В ее словах была правда. Я прекрасно знал, что такое стоять на краю пропасти и смотреть не под ноги, вниз, откуда бесконечная смерть тянет к тебе белые пальцы, истосковавшиеся по плоти, а вперед, в пространство, наполненное счастьем преодоления в себе ничтожного человеческого червя.

И еще я знал, что долгое стояние над пропастью чревато падением вследствие неосторожности, либо толчка сзади, а долгое нестояние — возникновению унизительной боязни высоты.

Но не эта правда занимала мой мозг в тот момент. Лишь только Надя сказала, как они кончили, я вспомнил один из своих бульварных романов, в котором некая героиня любила оргазмировать, падая с крутой крыши борделя в хорошо взрыхленную клумбу с мясистыми георгинами. Неужели она читала эту книгу и теперь пудрит мозги написавшему ее человеку? Да, недаром мне вспоминалась ягнобская учительница Татьяна с большой родинкой под мышкой. А если Миша читал эту книгу? И именно это книжка, кажется, «Тени исчезают в полночь», вернее, эпизод из нее, привила ему вкус к сексу в ледниковых трещинах и качающихся на краю пропасти машинах? Тогда получается, что я сам себе вырыл яму с этой стройной девушкой на дне вместо хорошо заостренного кола?

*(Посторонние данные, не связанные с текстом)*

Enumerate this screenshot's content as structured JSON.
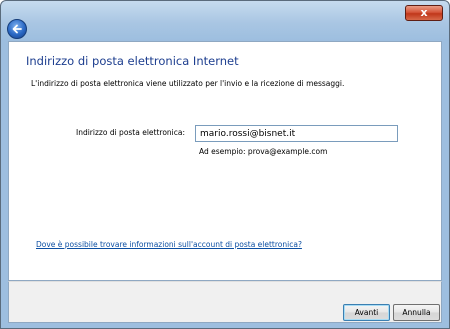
{
  "window": {
    "close_label": "x"
  },
  "nav": {
    "back_icon": "back-arrow-icon"
  },
  "main": {
    "heading": "Indirizzo di posta elettronica Internet",
    "description": "L'indirizzo di posta elettronica viene utilizzato per l'invio e la ricezione di messaggi.",
    "email_label": "Indirizzo di posta elettronica:",
    "email_value": "mario.rossi@bisnet.it",
    "example": "Ad esempio: prova@example.com",
    "help_link": "Dove è possibile trovare informazioni sull'account di posta elettronica?"
  },
  "footer": {
    "next_label": "Avanti",
    "cancel_label": "Annulla"
  },
  "colors": {
    "heading": "#1d3e8f",
    "link": "#0b4ea2",
    "close_button": "#c0371a"
  }
}
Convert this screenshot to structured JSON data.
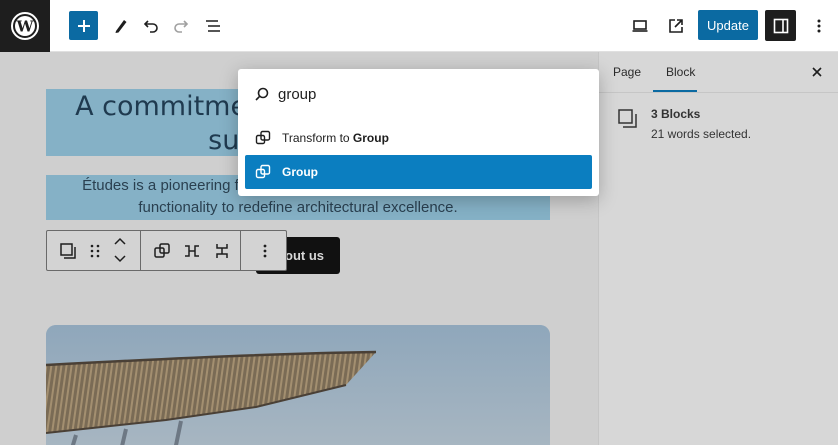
{
  "topbar": {
    "logo": "wordpress-logo",
    "update_label": "Update",
    "icons": [
      "plus-icon",
      "pencil-icon",
      "undo-icon",
      "redo-icon",
      "list-view-icon",
      "desktop-preview-icon",
      "external-link-icon",
      "sidebar-toggle-icon",
      "more-vertical-icon"
    ],
    "accent_color": "#0b6aa2"
  },
  "canvas": {
    "heading_lines": [
      "A commitment to innovation and",
      "sustainability"
    ],
    "paragraph_lines": [
      "Études is a pioneering firm that seamlessly merges creativity and",
      "functionality to redefine architectural excellence."
    ],
    "button_label": "About us"
  },
  "block_toolbar": {
    "icons": [
      "group-block-icon",
      "drag-handle-icon",
      "move-up-icon",
      "move-down-icon",
      "group-icon",
      "row-icon",
      "stack-icon",
      "options-icon"
    ]
  },
  "sidebar": {
    "tabs": [
      "Page",
      "Block"
    ],
    "active_tab": "Block",
    "close_icon": "close-icon",
    "block_title": "3 Blocks",
    "block_desc": "21 words selected."
  },
  "palette": {
    "search_value": "group",
    "items": [
      {
        "prefix": "Transform to ",
        "strong": "Group",
        "active": false
      },
      {
        "prefix": "",
        "strong": "Group",
        "active": true
      }
    ]
  }
}
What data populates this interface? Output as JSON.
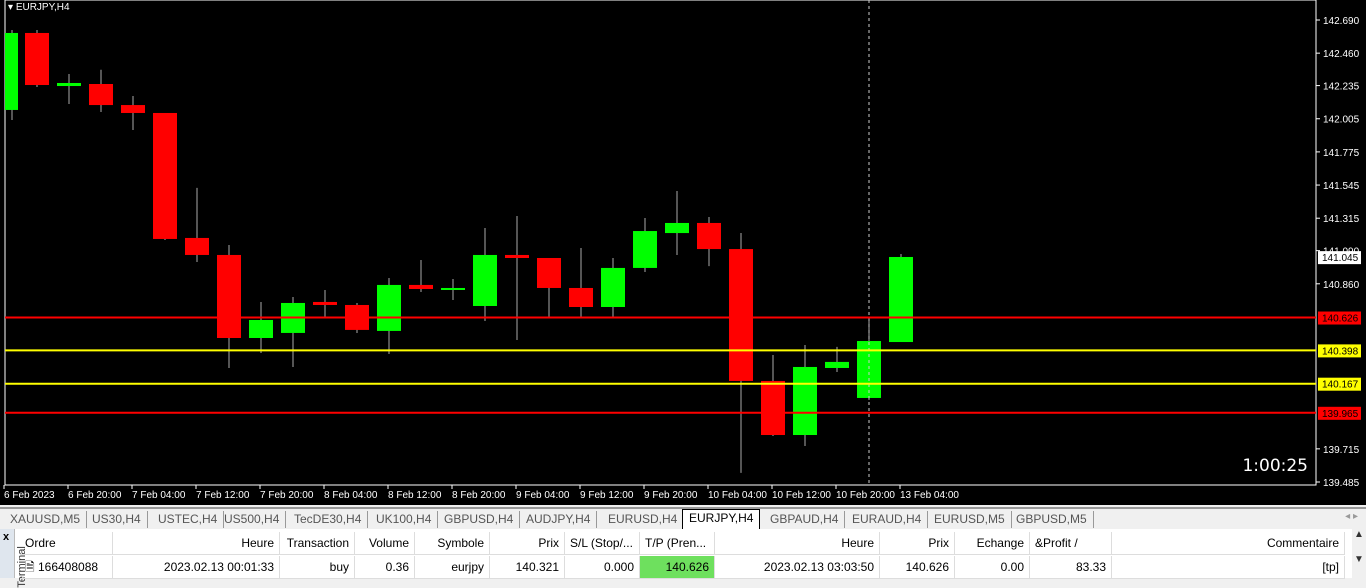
{
  "chart": {
    "title": "EURJPY,H4",
    "timer": "1:00:25",
    "colors": {
      "bull": "#00ff00",
      "bear": "#ff0000",
      "level_red": "#ff0000",
      "level_yellow": "#ffff00",
      "bg": "#000000"
    },
    "price_ticks": [
      "142.690",
      "142.460",
      "142.235",
      "142.005",
      "141.775",
      "141.545",
      "141.315",
      "141.090",
      "140.860",
      "139.715",
      "139.485"
    ],
    "levels": [
      {
        "price": 140.626,
        "label": "140.626",
        "color": "#ff0000"
      },
      {
        "price": 140.398,
        "label": "140.398",
        "color": "#ffff00"
      },
      {
        "price": 140.167,
        "label": "140.167",
        "color": "#ffff00"
      },
      {
        "price": 139.965,
        "label": "139.965",
        "color": "#ff0000"
      }
    ],
    "current_price": {
      "price": 141.045,
      "label": "141.045"
    },
    "time_labels": [
      "6 Feb 2023",
      "6 Feb 20:00",
      "7 Feb 04:00",
      "7 Feb 12:00",
      "7 Feb 20:00",
      "8 Feb 04:00",
      "8 Feb 12:00",
      "8 Feb 20:00",
      "9 Feb 04:00",
      "9 Feb 12:00",
      "9 Feb 20:00",
      "10 Feb 04:00",
      "10 Feb 12:00",
      "10 Feb 20:00",
      "13 Feb 04:00"
    ]
  },
  "chart_data": {
    "type": "candlestick",
    "title": "EURJPY,H4",
    "ylim": [
      139.485,
      142.69
    ],
    "ohlc": [
      [
        142.066,
        142.621,
        141.996,
        142.6
      ],
      [
        142.6,
        142.621,
        142.225,
        142.239
      ],
      [
        142.232,
        142.315,
        142.107,
        142.253
      ],
      [
        142.246,
        142.345,
        142.052,
        142.1
      ],
      [
        142.1,
        142.163,
        141.927,
        142.045
      ],
      [
        142.045,
        142.045,
        141.164,
        141.171
      ],
      [
        141.178,
        141.525,
        141.011,
        141.06
      ],
      [
        141.06,
        141.129,
        140.276,
        140.484
      ],
      [
        140.484,
        140.734,
        140.38,
        140.609
      ],
      [
        140.519,
        140.768,
        140.283,
        140.727
      ],
      [
        140.734,
        140.817,
        140.623,
        140.713
      ],
      [
        140.713,
        140.727,
        140.519,
        140.54
      ],
      [
        140.533,
        140.9,
        140.373,
        140.852
      ],
      [
        140.852,
        141.025,
        140.803,
        140.824
      ],
      [
        140.817,
        140.893,
        140.748,
        140.831
      ],
      [
        140.706,
        141.247,
        140.602,
        141.06
      ],
      [
        141.06,
        141.33,
        140.47,
        141.039
      ],
      [
        141.039,
        141.039,
        140.623,
        140.831
      ],
      [
        140.831,
        141.108,
        140.623,
        140.699
      ],
      [
        140.699,
        141.039,
        140.623,
        140.97
      ],
      [
        140.97,
        141.316,
        140.942,
        141.226
      ],
      [
        141.212,
        141.504,
        141.06,
        141.282
      ],
      [
        141.282,
        141.323,
        140.983,
        141.101
      ],
      [
        141.101,
        141.212,
        139.548,
        140.186
      ],
      [
        140.186,
        140.366,
        139.804,
        139.811
      ],
      [
        139.811,
        140.435,
        139.735,
        140.283
      ],
      [
        140.276,
        140.422,
        140.248,
        140.318
      ],
      [
        140.068,
        140.623,
        140.054,
        140.463
      ],
      [
        140.456,
        141.067,
        140.456,
        141.046
      ]
    ]
  },
  "tabs": [
    "XAUUSD,M5",
    "US30,H4",
    "USTEC,H4",
    "US500,H4",
    "TecDE30,H4",
    "UK100,H4",
    "GBPUSD,H4",
    "AUDJPY,H4",
    "EURUSD,H4",
    "EURJPY,H4",
    "GBPAUD,H4",
    "EURAUD,H4",
    "EURUSD,M5",
    "GBPUSD,M5"
  ],
  "active_tab": "EURJPY,H4",
  "terminal": {
    "side_label": "Terminal",
    "close": "x",
    "headers": [
      "Ordre",
      "Heure",
      "Transaction",
      "Volume",
      "Symbole",
      "Prix",
      "S/L (Stop/...",
      "T/P (Pren...",
      "Heure",
      "Prix",
      "Echange",
      "&Profit  /",
      "Commentaire"
    ],
    "row": [
      "166408088",
      "2023.02.13 00:01:33",
      "buy",
      "0.36",
      "eurjpy",
      "140.321",
      "0.000",
      "140.626",
      "2023.02.13 03:03:50",
      "140.626",
      "0.00",
      "83.33",
      "[tp]"
    ]
  }
}
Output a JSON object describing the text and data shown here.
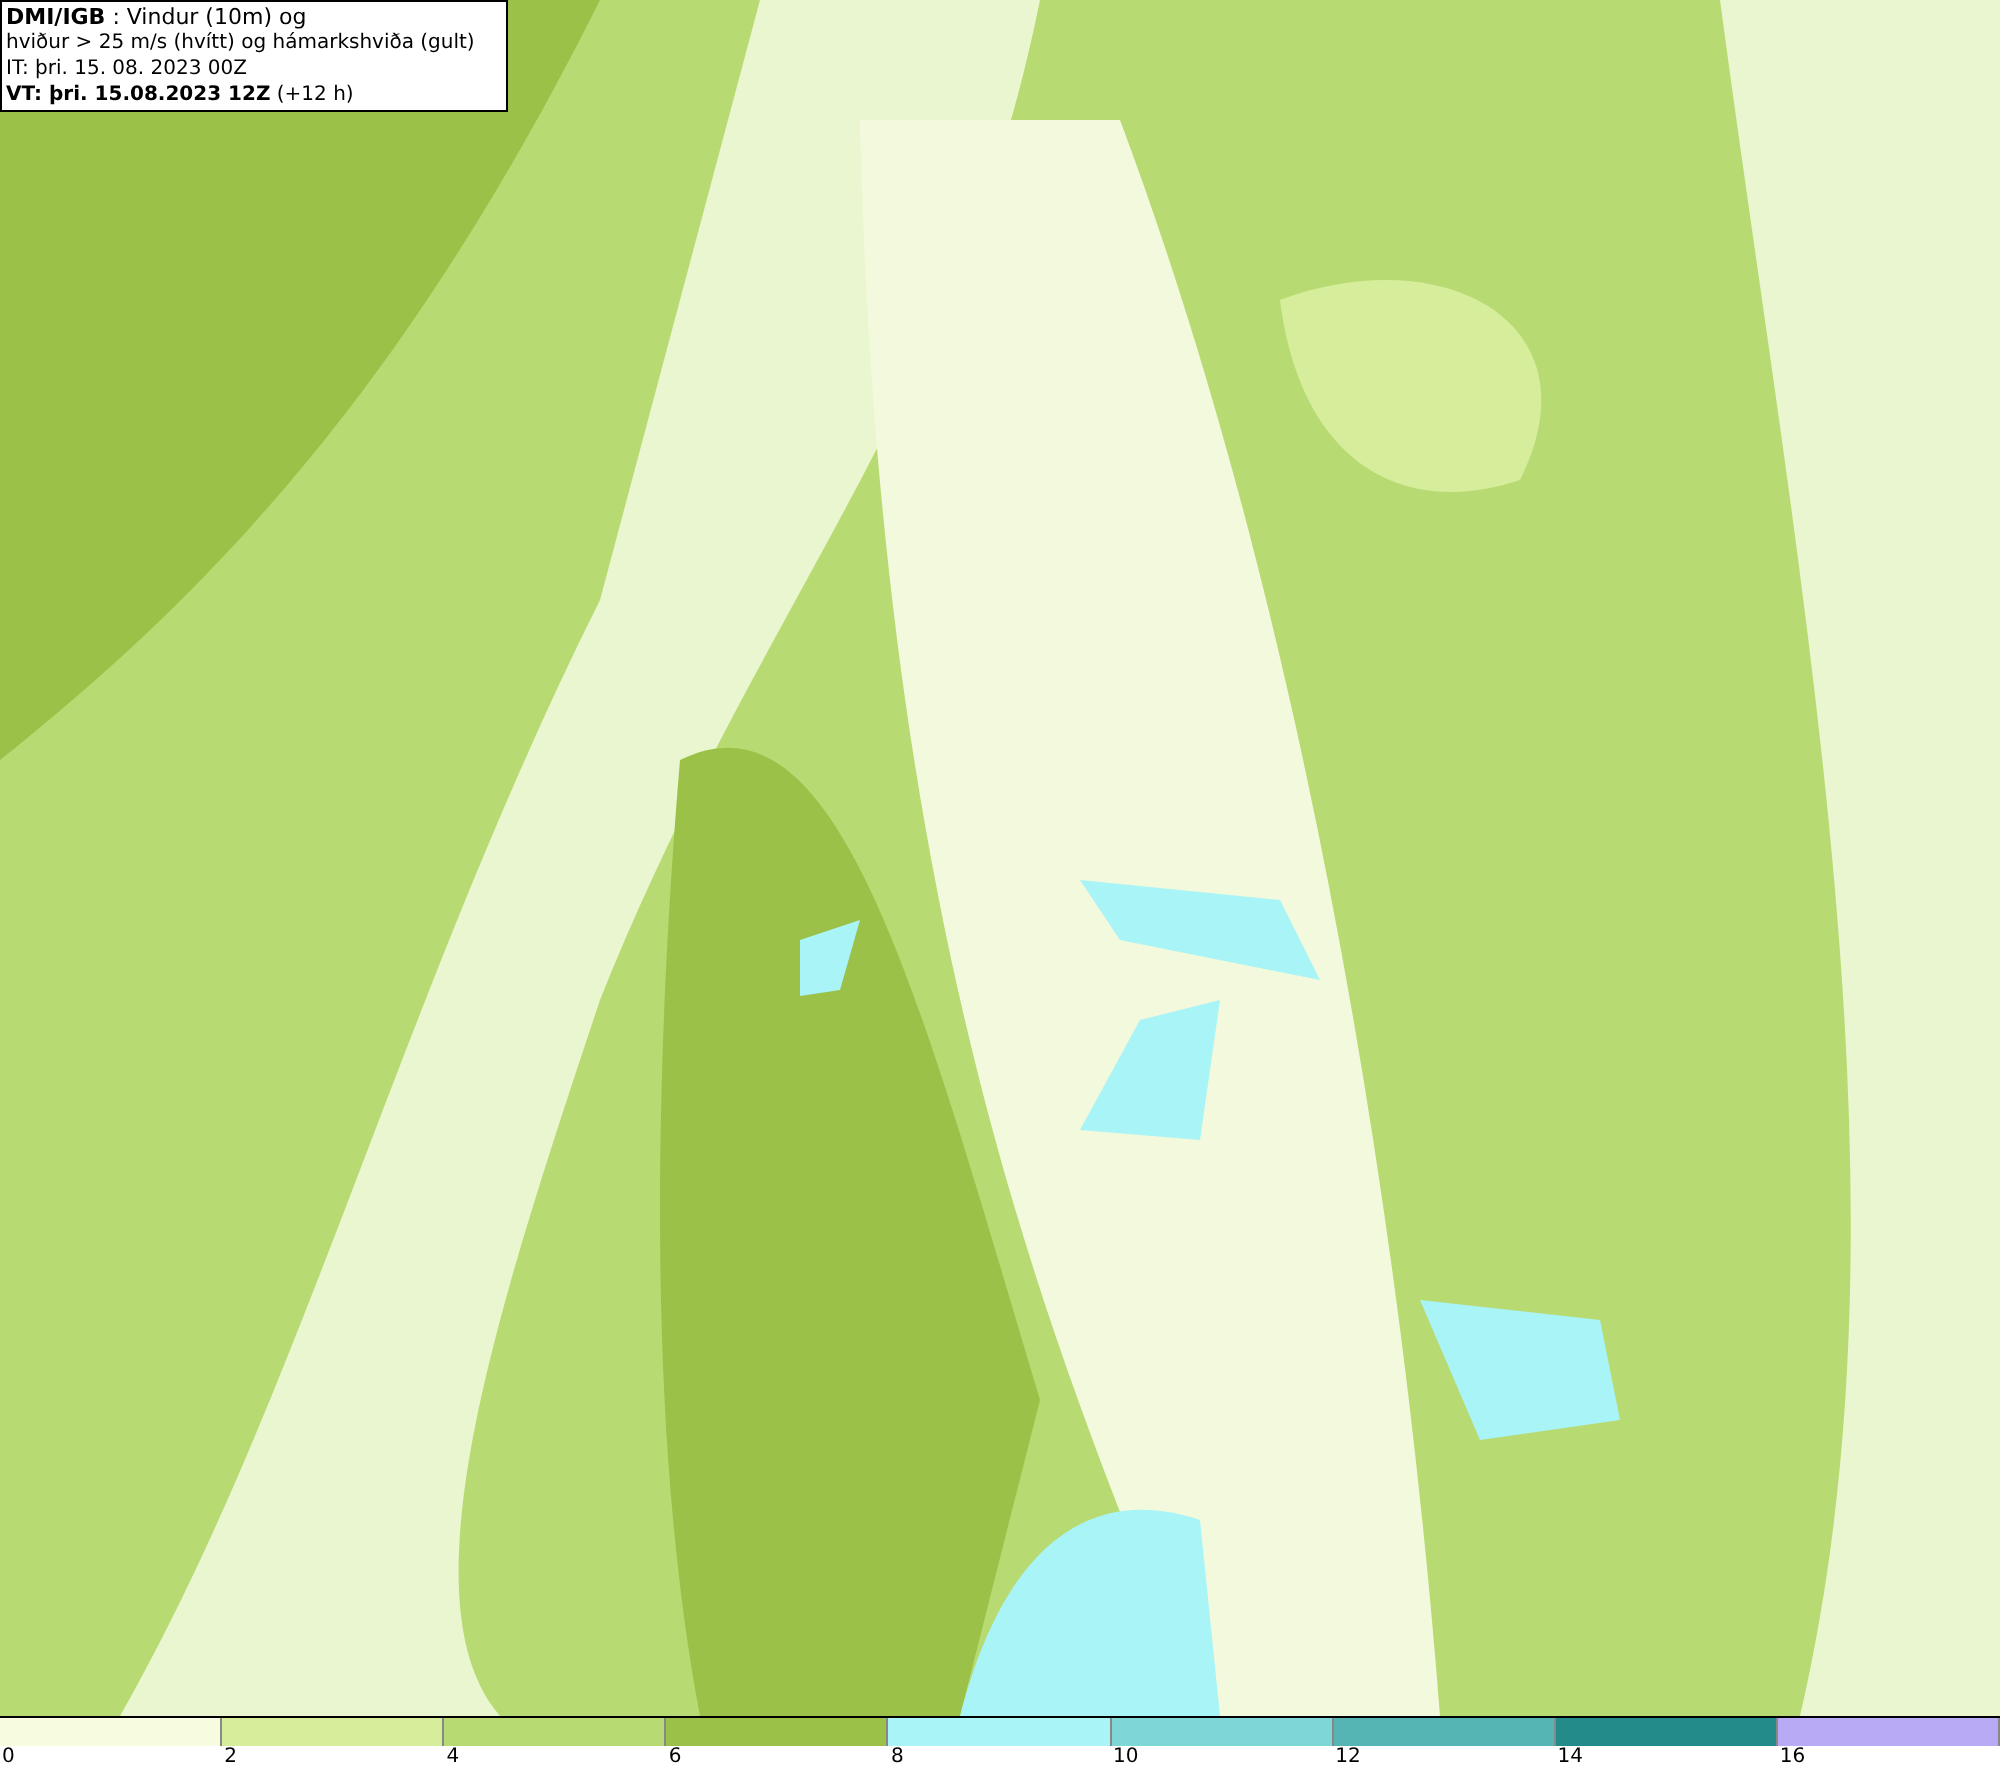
{
  "map": {
    "header": [
      "**DMI/IGB** : Vindur (10m) og",
      "hviður > 25 m/s (hvítt) og hámarkshviða (gult)",
      "IT: þri. 15. 08. 2023 00Z",
      "**VT: þri. 15.08.2023 12Z** (+12 h)"
    ]
  },
  "legend": [
    {
      "color": "#f7fbe0",
      "label": "0"
    },
    {
      "color": "#d6ee9c",
      "label": "2"
    },
    {
      "color": "#b8da72",
      "label": "4"
    },
    {
      "color": "#9cc148",
      "label": "6"
    },
    {
      "color": "#a8f4f7",
      "label": "8"
    },
    {
      "color": "#7fd6d6",
      "label": "10"
    },
    {
      "color": "#55b4b4",
      "label": "12"
    },
    {
      "color": "#238c8a",
      "label": "14"
    },
    {
      "color": "#b9aaf5",
      "label": "16"
    }
  ]
}
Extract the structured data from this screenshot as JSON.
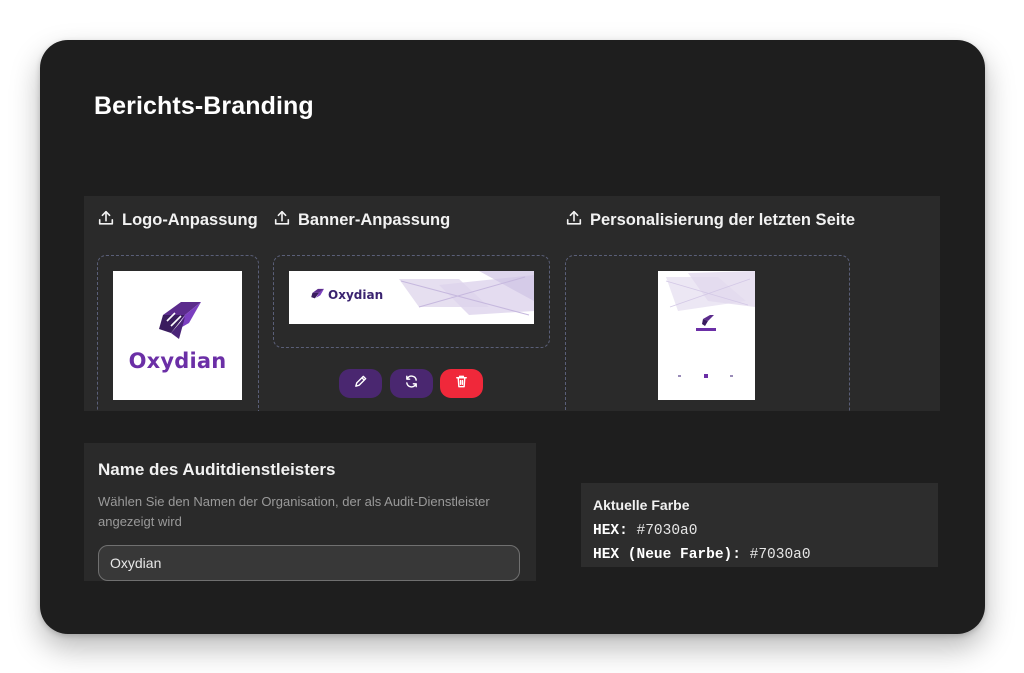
{
  "page": {
    "title": "Berichts-Branding"
  },
  "sections": {
    "logo": {
      "label": "Logo-Anpassung",
      "icon": "upload-icon"
    },
    "banner": {
      "label": "Banner-Anpassung",
      "icon": "upload-icon"
    },
    "last_page": {
      "label": "Personalisierung der letzten Seite",
      "icon": "upload-icon"
    }
  },
  "logo_preview": {
    "brand": "Oxydian",
    "brand_color": "#6b2fa6"
  },
  "banner_preview": {
    "brand": "Oxydian"
  },
  "banner_actions": {
    "edit_icon": "pencil-icon",
    "refresh_icon": "refresh-icon",
    "delete_icon": "trash-icon",
    "edit_color": "#4a2770",
    "delete_color": "#f0283a"
  },
  "auditor": {
    "title": "Name des Auditdienstleisters",
    "description": "Wählen Sie den Namen der Organisation, der als Audit-Dienstleister angezeigt wird",
    "value": "Oxydian"
  },
  "color": {
    "title": "Aktuelle Farbe",
    "hex_label": "HEX:",
    "hex_value": "#7030a0",
    "new_label": "HEX (Neue Farbe):",
    "new_value": "#7030a0"
  }
}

Да, так получается… Каждый человек ложится в могилу, вырытую самолично… И данную свою могилу, могилу-Надежду, несомненно, вырыл я, ведь история с георгинами имела в своем основании реальный кирпичик, вылепленный мною вместе с Татьяной, учительницей Татьяной.

…С Татьяной мы провели незабываемые полчаса на краю фигуральной пропасти, которой по силам было сожрать и двадцатиэтажное здание. Представьте мшистый уступ в скале размером с односпальную кровать, голубое бездонное небо вверху, внизу — горный поток, то бурно пенящийся, то серебристо-спокойный, вдали заснеженные клыки Гиссарского хребта. Все это, талантливо оркестрованное многоголосой рекой, посвистыванием сурков и шепотом полуденного ветерка, подвигнуло нас сорвать с себя рюкзаки, полевые сумки, радиометр, сапоги, штормовки с портянками, все остальное, — прочь! долой! — и броситься в объятия друг друга. Это было здорово, это потрясало до самой душевной серединки! То голова над засасывающей пропастью, то ноги, то бездна перед глазами, то небо… А кончилось все отвратительно. Татьяна, эта вредная Татьяна, одной из конвульсий оргазма столкнула в пропасть свой опостылевший рюкзак с образцами и пробами. За рюкзак зацепилась моя полевая сумка с секретными картами и аэрофотоснимками. За полевую сумку зацепился нож на цепочке, составлявший одно целое с поясным ремнем, и, следовательно, с моими штанами. Коллекторские штаны, как положено по субординации, Санчо Пансой последовали за начальницкими. Я смотрел на этот демарш снаряжения маршрутной пары широко раскрыв глаза, и ничего не мог сделать, ибо был на лопатках и миллиметр за миллиметром сползал в бездну. Татьяна кончила лишь после того, как в пропасть трусливым аутсайдером скользнула кучка нашего нижнего белья. Кончив, оторвала исступленные глаза от Гиссарского хребта, как ни в чем не бывало продолжавшего пилить знойное небо, мгновенно уяснила ситуацию (моя школа!) и одним движением зада обеспечила нам безопасное положение в пространстве. Поднявшись, я убедился, что верными мне остались одни лишь портянки. Это, естественно, не могло не вывести меня из себя, и Татьяне крупно досталось, причем на этот раз я предусмотрительно занял позицию сверху. В лагерь мы пришли вечером, пришли в портянках, превращенных в набедренные повязки, и над нами не смеялись разве что приблудившиеся собаки…

* * *

— Послушайте, Надя… — закончив реминисценции, посмотрел я озабочено на девушку. — А вы с Мишей случайно не читали моих бульварных романов? Несколько лет назад вышла одна книжка, так в ней я…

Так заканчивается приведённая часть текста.